Mills was initially charged with theft.

“Drugs consumed me. I stole from everybody I loved. I first faced the judge eight months ago. I knew I needed help. I willingly went to a rehabilitation program. They gave me the chance to get this off my record.”

Another offender who opted for Community Court had been charged with hopping into a taxi without paying when he reached his destination. He did not want to give his name, but said he would continue his studies at South Seattle Community College after taking advantage of the program, and promised he would pay for future cab rides.

Judge Fred Bonner hears all the cases in the Community Courtroom, and is proud of Darren Mills and others who “graduated” his court, made contacts, and sought long-term help. Americorps volunteers supervise those doing community activities and the judge said he is extremely cautious to send only non-violent offenders out into the community.

“It is part of a sentencing structure to have individuals come through our community court,” said Bonner, 63, who has been on the bench since 1983. “West Seattle has businesses that suffer from criminal trespassing, shoplifting and vandalism, and we try to sentence those individuals to serve back in those communities. We do not mandate that they enter the program. They decide.”
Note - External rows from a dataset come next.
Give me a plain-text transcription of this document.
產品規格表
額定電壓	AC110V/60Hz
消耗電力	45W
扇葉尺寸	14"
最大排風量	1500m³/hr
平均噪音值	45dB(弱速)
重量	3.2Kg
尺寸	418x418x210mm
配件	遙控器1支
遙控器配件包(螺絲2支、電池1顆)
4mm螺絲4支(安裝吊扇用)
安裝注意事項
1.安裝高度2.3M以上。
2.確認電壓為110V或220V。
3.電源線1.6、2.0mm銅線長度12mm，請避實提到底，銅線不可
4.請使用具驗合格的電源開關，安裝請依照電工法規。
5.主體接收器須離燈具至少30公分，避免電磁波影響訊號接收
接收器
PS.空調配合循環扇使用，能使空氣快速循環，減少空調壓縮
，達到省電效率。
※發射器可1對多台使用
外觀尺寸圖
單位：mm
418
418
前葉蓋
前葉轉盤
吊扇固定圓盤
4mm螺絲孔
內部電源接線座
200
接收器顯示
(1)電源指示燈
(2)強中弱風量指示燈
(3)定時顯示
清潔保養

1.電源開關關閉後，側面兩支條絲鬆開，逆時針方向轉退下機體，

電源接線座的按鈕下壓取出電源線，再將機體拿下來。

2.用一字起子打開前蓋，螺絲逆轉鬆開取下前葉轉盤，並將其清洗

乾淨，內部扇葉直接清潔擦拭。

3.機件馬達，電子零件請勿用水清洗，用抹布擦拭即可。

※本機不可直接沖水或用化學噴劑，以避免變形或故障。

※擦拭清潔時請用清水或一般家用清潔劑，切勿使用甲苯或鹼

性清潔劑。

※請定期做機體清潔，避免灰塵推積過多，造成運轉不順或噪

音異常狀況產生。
Bonner sees about 15 offenders a day, three days a week, and will soon expand it to four days. That’s over 2,000 people a year. He said Community Court has proven to lower recidivism over traditional court sentencing.

“We have seen these individuals come through our system time and time again, serve their time, come back, serve more time,” he said, referring to the traditional court system. “Now we are giving an opportunity to this person to connect with services and to address causes of their criminality to avoid recidivism.

“Some steal because they’re hungry,” he said. “Or they drink in public because they are homeless and have no where else to drink. Homeless who sleep in doorways or under viaducts are trespassing and may end up here. Service providers are on our 2nd floor. We provide clothing. We have people come through here without shoes.

“Judges hearing these crimes used to be automatons,” he said, referring to the days before Community Court. “It was cut and dry. You were charged, entered a plea. We’d impose a sentence.”

Bonner said it was after he and then City Attorney Tom Carr visited the community court in Portland in September, 2004 that he felt moved and motivated to establish one in Seattle.

“By the end of the day, after the tour, I was convinced this was a better way,” Bonner recalled. “On the train ride back I said to Tom Carr we needed to do this. On March 5, 2005 it was up and running. This is not because it would save money and jail space, but because it was the right thing to do for this group of people.”

The financial reality does come into play as it costs $125 to house someone in jail per night, and $250 to book them to go to jail in the first place. Judge Bonner figures there is over $2 million annually in savings to tax payers, in addition to the lower recidivism rate and success stories.

“This is a great program,” said Tricia Lapitan, management systems analyst for Community Court. Her name may sound familiar to West Seattle Herald readers for our reports on her homeless work through Heroes For the Homeless.

“We’ve really taken the court outside of the court and put it out in the community to involve the community,” she said. “We work with a community advisory board to link people back into the community in which they offended and to create stewardship in them and build a community at large for this person to reintegrate back into society.”